Hong Kong shares ended lower Wednesday, tracking weakness in Chinese mainland's equities markets.
The benchmark Hang Seng Index fell 391.81 points, or 1.81 percent, to close at 21,286.17 on Wednesday. The index rose to its day high of 21,561.56 in the early morning session and fell to the day low of 21,171.30 in the afternoon.
The blue-chip index gained 1 percent to break a five-day losing streak on Tuesday, led by Chinese mainland's banks, which have underperformed the broader market in recent days amid concerns of further monetary tightening.
Turnover rose slightly to 74.62 billion HK dollars (9.62 billion U.S. dollars) from Tuesday's 73.46 billion HK dollars ( about 9.47 billion U.S. dollars).
Analysts said they expect the index to find support at the psychologically important 21,000 level the rest of January.
All the four major sub-indices lost ground. The finance sub- index fell most at 1.95 percent, followed by the commerce and industry at 1.86 percent, the properties at 1.44 percent and the utilities at 0.64 percent.

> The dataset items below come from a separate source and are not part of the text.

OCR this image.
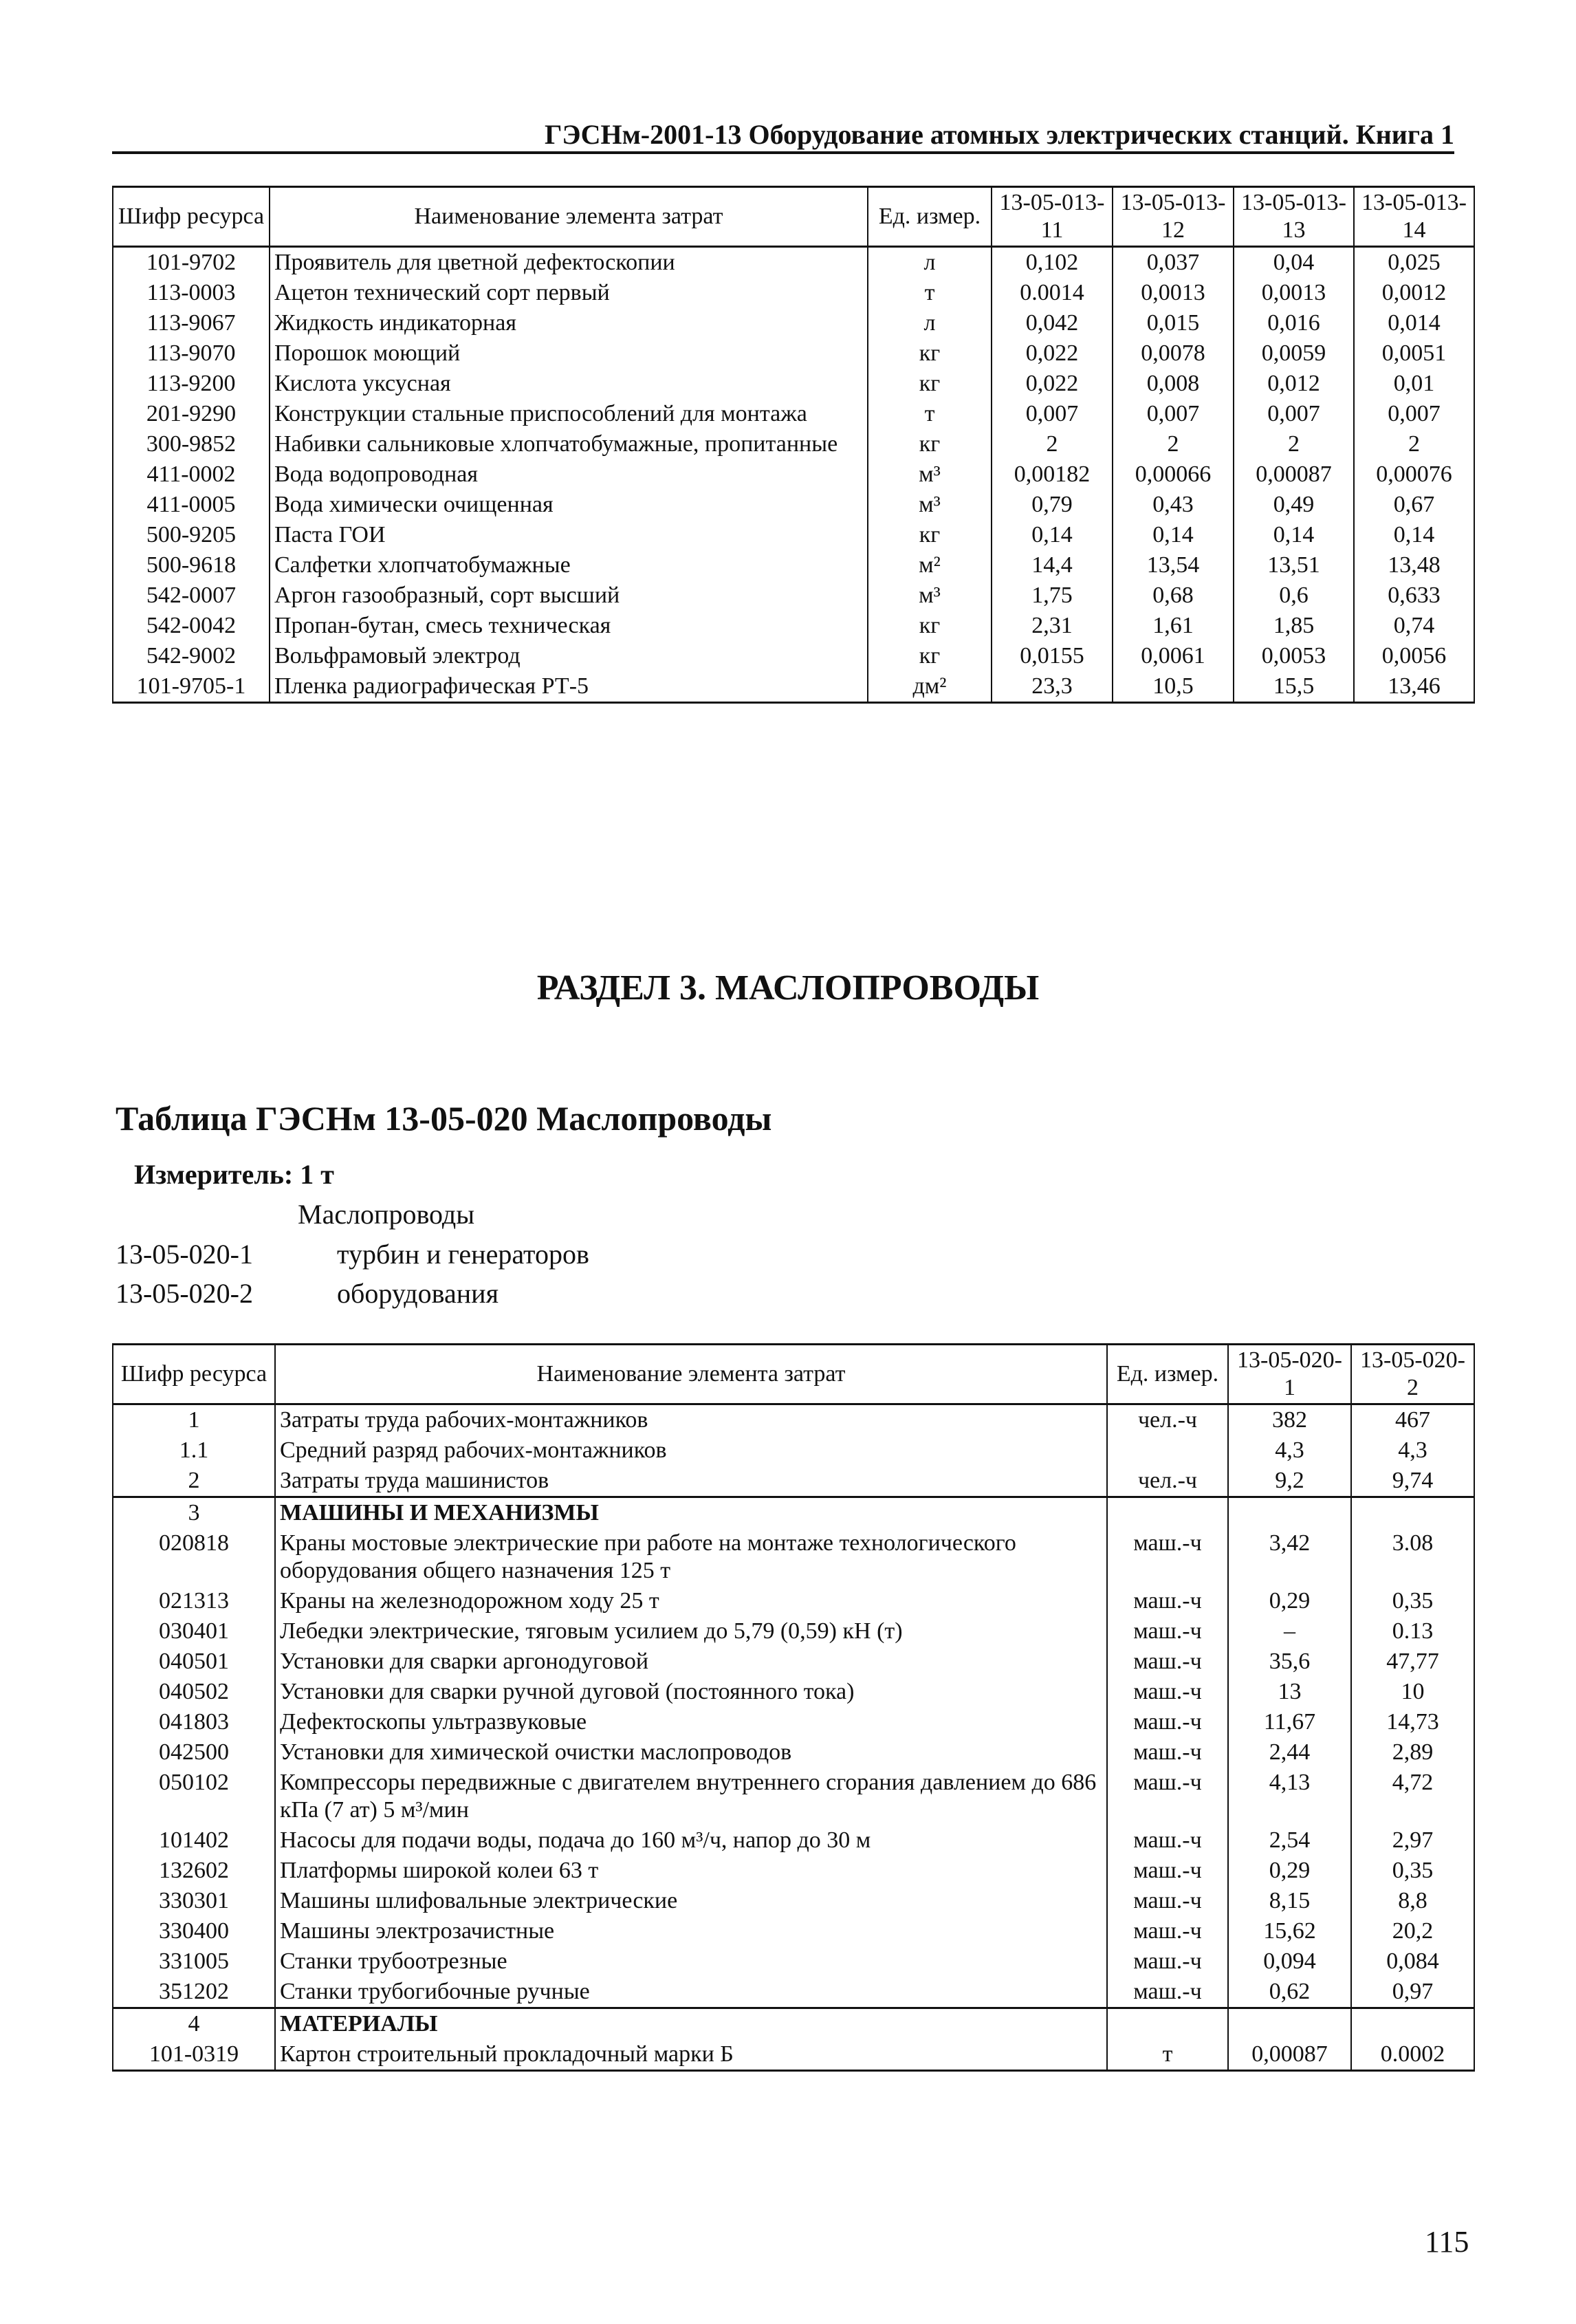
ГЭСНм-2001-13 Оборудование атомных электрических станций. Книга 1
Шифр ресурса	Наименование элемента затрат	Ед. измер.	13-05-013-11	13-05-013-12	13-05-013-13	13-05-013-14
101-9702	Проявитель для цветной дефектоскопии	л	0,102	0,037	0,04	0,025
113-0003	Ацетон технический сорт первый	т	0.0014	0,0013	0,0013	0,0012
113-9067	Жидкость индикаторная	л	0,042	0,015	0,016	0,014
113-9070	Порошок моющий	кг	0,022	0,0078	0,0059	0,0051
113-9200	Кислота уксусная	кг	0,022	0,008	0,012	0,01
201-9290	Конструкции стальные приспособлений для монтажа	т	0,007	0,007	0,007	0,007
300-9852	Набивки сальниковые хлопчатобумажные, пропитанные	кг	2	2	2	2
411-0002	Вода водопроводная	м³	0,00182	0,00066	0,00087	0,00076
411-0005	Вода химически очищенная	м³	0,79	0,43	0,49	0,67
500-9205	Паста ГОИ	кг	0,14	0,14	0,14	0,14
500-9618	Салфетки хлопчатобумажные	м²	14,4	13,54	13,51	13,48
542-0007	Аргон газообразный, сорт высший	м³	1,75	0,68	0,6	0,633
542-0042	Пропан-бутан, смесь техническая	кг	2,31	1,61	1,85	0,74
542-9002	Вольфрамовый электрод	кг	0,0155	0,0061	0,0053	0,0056
101-9705-1	Пленка радиографическая РТ-5	дм²	23,3	10,5	15,5	13,46
РАЗДЕЛ 3. МАСЛОПРОВОДЫ
Таблица ГЭСНм 13-05-020 Маслопроводы
Измеритель: 1 т
Маслопроводы
13-05-020-1	турбин и генераторов
13-05-020-2	оборудования
Шифр ресурса	Наименование элемента затрат	Ед. измер.	13-05-020-1	13-05-020-2
1	Затраты труда рабочих-монтажников	чел.-ч	382	467
1.1	Средний разряд рабочих-монтажников		4,3	4,3
2	Затраты труда машинистов	чел.-ч	9,2	9,74
3	МАШИНЫ И МЕХАНИЗМЫ			
020818	Краны мостовые электрические при работе на монтаже технологического оборудования общего назначения 125 т	маш.-ч	3,42	3.08
021313	Краны на железнодорожном ходу 25 т	маш.-ч	0,29	0,35
030401	Лебедки электрические, тяговым усилием до 5,79 (0,59) кН (т)	маш.-ч	–	0.13
040501	Установки для сварки аргонодуговой	маш.-ч	35,6	47,77
040502	Установки для сварки ручной дуговой (постоянного тока)	маш.-ч	13	10
041803	Дефектоскопы ультразвуковые	маш.-ч	11,67	14,73
042500	Установки для химической очистки маслопроводов	маш.-ч	2,44	2,89
050102	Компрессоры передвижные с двигателем внутреннего сгорания давлением до 686 кПа (7 ат) 5 м³/мин	маш.-ч	4,13	4,72
101402	Насосы для подачи воды, подача до 160 м³/ч, напор до 30 м	маш.-ч	2,54	2,97
132602	Платформы широкой колеи 63 т	маш.-ч	0,29	0,35
330301	Машины шлифовальные электрические	маш.-ч	8,15	8,8
330400	Машины электрозачистные	маш.-ч	15,62	20,2
331005	Станки трубоотрезные	маш.-ч	0,094	0,084
351202	Станки трубогибочные ручные	маш.-ч	0,62	0,97
4	МАТЕРИАЛЫ			
101-0319	Картон строительный прокладочный марки Б	т	0,00087	0.0002
115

Chinese banks led the Hong Kong market's decline Wednesday. Citic Bank tumbled 4.1 percent to 5.61 HK dollars. Bank of China lost 3.4 percent to 3.95 HK dollars. China Construction Bank fell 3.1 percent to 6.22 HK dollars, and ICBC was down 2.6 percent at 5. 89 HK dollars.
Heavyweight HSBC fell 1.01 percent to 87.85 HK dollars.
Retailer Esprit fell 4.4 percent to 54.50 HK dollars, leading the day's blue-chip decliners.